Die Erleichterung war groß: endlich wieder ein größeres Stoppfenster, mehr Zeit zu den Reifenwechseln zu erscheinen und nicht so viel Gedränge in der Boxenstraße. Auch seien jetzt viel ausgefallenere Strategien möglich, hieß es vor dem ersten Rennen mit dem neuen Reglement. Doch was dann kam, erinnerte an die bisherigen Saisonrennen: den ersten Stopp absolvierten alle 18 Fahrer innerhalb von nur vier Runden, beim zweiten Halt zog sich das Geschehen abseits der Rennstrecke um wenige Runden länger hin.

Zumindest beim sechsten Rennen der Saison gab es für die einseitigen Strategien eine eindeutige Erklärung. "Es macht in Zandvoort jeweils eine Sekunde aus, wenn man die Reifen eine Runde früher hat", erklärte Timo Scheider im Gespräch mit der adrivo Sportpresse. Als einziger Pilot stoppte Scheider in Runde zwölf und hatte so als Letzter den Vorteil des zweiten Reifensatzes - ein Fehler, wie sich später zeigen sollte: "Mattias hatte die bessere Strategie, indem er zwei Mal vor mir gestoppt hat..."

Bruno Spengler hat sein Möglichstes getan, Foto: DTM
Bruno Spengler hat sein Möglichstes getan, Foto: DTM

Mathias Lauda bestätigte die Aussage des Tabellenführer, denn "man kann nur mit einem frühen Stopp Zeit gewinnen. Später sind die Positionen fest bezogen und es verschiebt sich nur selten noch etwas." Richtig machte es Lauda allerdings nicht - er absolvierte seinen zweiten Boxenstopp erst im 21. Umlauf und wurde so von Ralf Schumacher überholt, der bereits sechs Runden zuvor beim Service war. "Heute war es so, dass neue Reifen einen großen Vorteil brachten. Immer wenn die Reifen schnell und stark nachlassen, wird man frühe Boxenstopps sehen", erläuterte DTM-Neuling Ralf Schumacher fachmännisch.

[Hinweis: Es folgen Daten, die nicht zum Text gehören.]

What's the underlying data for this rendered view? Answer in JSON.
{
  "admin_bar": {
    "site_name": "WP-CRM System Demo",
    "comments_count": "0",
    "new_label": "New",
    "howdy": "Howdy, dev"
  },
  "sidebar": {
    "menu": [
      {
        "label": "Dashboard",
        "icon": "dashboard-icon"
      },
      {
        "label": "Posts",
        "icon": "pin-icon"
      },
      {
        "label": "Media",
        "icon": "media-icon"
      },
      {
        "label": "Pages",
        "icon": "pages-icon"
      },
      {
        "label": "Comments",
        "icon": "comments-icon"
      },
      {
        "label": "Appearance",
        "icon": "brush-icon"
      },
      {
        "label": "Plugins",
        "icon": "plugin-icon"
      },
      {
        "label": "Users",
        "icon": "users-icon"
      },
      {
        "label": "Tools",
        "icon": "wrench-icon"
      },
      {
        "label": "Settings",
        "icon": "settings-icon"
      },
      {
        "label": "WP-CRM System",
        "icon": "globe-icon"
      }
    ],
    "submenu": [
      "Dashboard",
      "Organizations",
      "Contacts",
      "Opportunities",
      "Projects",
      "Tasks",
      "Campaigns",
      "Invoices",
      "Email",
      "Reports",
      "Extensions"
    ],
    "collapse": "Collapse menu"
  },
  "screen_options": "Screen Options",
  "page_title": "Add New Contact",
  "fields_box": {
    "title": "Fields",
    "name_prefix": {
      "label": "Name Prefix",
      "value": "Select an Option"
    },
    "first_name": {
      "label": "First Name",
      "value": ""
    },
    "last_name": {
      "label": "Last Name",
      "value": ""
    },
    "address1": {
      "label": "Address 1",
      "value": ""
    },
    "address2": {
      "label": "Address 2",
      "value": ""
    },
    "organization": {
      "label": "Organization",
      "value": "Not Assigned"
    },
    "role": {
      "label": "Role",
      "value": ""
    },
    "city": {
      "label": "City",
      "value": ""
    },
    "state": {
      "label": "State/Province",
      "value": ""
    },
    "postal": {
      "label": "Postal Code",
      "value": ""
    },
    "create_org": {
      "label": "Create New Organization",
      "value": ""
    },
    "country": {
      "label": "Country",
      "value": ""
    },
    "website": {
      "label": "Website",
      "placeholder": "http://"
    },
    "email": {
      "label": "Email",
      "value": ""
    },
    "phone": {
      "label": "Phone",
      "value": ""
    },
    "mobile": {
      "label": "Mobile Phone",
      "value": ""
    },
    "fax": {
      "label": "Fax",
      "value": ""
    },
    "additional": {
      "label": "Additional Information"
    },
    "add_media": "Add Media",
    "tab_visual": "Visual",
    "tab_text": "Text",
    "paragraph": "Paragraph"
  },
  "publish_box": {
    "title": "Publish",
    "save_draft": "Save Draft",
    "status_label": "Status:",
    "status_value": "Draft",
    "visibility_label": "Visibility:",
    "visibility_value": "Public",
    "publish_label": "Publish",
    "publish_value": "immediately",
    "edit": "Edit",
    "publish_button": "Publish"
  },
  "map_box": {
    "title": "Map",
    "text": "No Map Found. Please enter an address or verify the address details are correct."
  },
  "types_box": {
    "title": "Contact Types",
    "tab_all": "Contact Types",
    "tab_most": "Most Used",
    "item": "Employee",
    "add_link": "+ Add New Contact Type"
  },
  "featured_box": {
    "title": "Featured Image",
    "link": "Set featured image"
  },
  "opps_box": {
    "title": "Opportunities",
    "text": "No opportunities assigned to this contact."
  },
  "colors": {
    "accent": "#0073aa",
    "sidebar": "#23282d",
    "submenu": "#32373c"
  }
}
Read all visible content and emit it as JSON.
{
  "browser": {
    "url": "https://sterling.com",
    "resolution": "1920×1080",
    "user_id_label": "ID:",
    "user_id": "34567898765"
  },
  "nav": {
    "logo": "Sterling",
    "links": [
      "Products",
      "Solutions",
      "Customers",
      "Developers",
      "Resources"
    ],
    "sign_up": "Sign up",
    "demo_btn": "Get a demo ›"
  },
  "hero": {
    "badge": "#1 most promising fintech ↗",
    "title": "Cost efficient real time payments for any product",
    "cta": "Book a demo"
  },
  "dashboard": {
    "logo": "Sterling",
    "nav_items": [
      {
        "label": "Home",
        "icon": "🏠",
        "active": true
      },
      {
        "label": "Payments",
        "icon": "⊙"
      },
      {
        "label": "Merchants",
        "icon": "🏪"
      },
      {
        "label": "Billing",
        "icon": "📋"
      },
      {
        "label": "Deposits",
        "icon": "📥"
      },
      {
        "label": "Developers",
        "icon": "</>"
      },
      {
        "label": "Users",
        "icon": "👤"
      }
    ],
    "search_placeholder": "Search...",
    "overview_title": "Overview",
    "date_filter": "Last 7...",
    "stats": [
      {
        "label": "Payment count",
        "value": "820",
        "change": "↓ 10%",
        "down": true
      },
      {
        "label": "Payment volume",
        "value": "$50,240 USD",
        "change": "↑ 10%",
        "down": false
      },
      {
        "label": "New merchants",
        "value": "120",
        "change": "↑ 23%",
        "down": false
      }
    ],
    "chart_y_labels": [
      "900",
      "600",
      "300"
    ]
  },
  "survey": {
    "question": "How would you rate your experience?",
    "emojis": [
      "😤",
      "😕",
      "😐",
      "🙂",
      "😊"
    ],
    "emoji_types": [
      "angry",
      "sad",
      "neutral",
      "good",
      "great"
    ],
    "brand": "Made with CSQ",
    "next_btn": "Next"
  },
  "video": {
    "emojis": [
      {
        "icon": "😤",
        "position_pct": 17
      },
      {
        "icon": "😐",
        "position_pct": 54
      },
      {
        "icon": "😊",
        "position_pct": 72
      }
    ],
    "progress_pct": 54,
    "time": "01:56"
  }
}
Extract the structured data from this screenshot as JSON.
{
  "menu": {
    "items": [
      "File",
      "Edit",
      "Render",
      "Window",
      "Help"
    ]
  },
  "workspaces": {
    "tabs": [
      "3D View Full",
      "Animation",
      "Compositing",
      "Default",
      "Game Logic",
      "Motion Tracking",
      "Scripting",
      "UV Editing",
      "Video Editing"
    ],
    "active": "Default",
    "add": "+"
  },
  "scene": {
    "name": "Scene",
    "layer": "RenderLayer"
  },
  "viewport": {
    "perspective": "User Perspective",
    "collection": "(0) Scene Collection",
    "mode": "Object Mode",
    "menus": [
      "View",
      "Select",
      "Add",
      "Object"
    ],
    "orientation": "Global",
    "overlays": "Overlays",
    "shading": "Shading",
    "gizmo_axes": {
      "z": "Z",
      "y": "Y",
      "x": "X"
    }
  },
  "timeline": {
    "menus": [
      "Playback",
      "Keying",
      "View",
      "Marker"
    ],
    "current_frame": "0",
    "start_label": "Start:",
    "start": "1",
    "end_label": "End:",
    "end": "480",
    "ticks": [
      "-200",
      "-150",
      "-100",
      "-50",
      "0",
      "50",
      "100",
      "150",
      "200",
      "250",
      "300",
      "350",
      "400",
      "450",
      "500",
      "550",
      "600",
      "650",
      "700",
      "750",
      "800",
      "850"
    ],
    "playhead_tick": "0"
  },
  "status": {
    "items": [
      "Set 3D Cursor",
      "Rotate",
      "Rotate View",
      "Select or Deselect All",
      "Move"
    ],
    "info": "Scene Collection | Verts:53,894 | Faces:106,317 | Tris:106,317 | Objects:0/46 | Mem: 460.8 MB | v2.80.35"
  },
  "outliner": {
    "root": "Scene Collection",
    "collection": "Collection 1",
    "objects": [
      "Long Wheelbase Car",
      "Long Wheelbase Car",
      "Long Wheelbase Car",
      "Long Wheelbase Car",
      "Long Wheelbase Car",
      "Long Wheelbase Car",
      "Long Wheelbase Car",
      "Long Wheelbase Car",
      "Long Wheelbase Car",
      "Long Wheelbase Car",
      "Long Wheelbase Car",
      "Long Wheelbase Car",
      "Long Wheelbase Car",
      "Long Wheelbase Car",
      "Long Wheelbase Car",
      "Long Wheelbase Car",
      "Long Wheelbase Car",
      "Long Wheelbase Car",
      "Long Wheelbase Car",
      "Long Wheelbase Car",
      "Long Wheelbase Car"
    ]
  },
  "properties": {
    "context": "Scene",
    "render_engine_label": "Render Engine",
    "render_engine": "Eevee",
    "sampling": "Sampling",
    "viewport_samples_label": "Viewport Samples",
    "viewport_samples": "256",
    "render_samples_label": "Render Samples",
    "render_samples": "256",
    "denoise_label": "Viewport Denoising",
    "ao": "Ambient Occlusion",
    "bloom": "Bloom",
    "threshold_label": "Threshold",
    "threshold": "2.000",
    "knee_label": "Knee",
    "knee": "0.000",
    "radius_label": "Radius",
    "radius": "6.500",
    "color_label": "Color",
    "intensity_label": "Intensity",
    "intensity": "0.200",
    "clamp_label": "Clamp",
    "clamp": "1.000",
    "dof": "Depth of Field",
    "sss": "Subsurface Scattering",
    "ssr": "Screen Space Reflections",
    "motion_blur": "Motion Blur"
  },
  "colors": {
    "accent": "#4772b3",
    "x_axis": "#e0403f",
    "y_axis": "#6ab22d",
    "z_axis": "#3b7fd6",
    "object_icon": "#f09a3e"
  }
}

Auch bei den Mercedes-Neuwagen musste man feststellen, dass man trotz des größeren Boxenstoppfensters nur sehr eingeschränkt reagieren kann. "Uns hätte es geholfen, wenn wir wie bis zum letzten Jahr schon in Runde sechs hätten in die Box kommen können - dann wäre der Vorsprung der Audis noch nicht so groß gewesen. Nach zehn Runden war der Zug für uns schon abgefahren", sagte Bruno Spengler. Der Kanadier war jeweils einer der ersten Piloten, die zum Stopp an die Box kamen. "Wir haben alles versucht, was in diesem Boxenstoppfenster möglich ist."

Aus der Reihe tanzte nur Katherine Legge mit einem späten Boxenbesuch in der 27. Runde, sechs Umläufe oder 25 Kilometer später als alle anderen. "Wir haben eigentlich nur noch versucht, irgendwie ins Ziel zu kommen. Der späte Stopp hatte keinen tieferen Hintergrund", so die Audi-Dame. Doch obwohl sie seit der Startphase mit einem beschädigten Auto kämpfte, zeigte sich der Reifen-Vorteil auch bei ihr. Mit neuen Pneus war die kurzfristig mehr als eine Sekunde schneller als Susie Stoddart - die lag mit über 30 Sekunden Abstand schon außer Reichweite.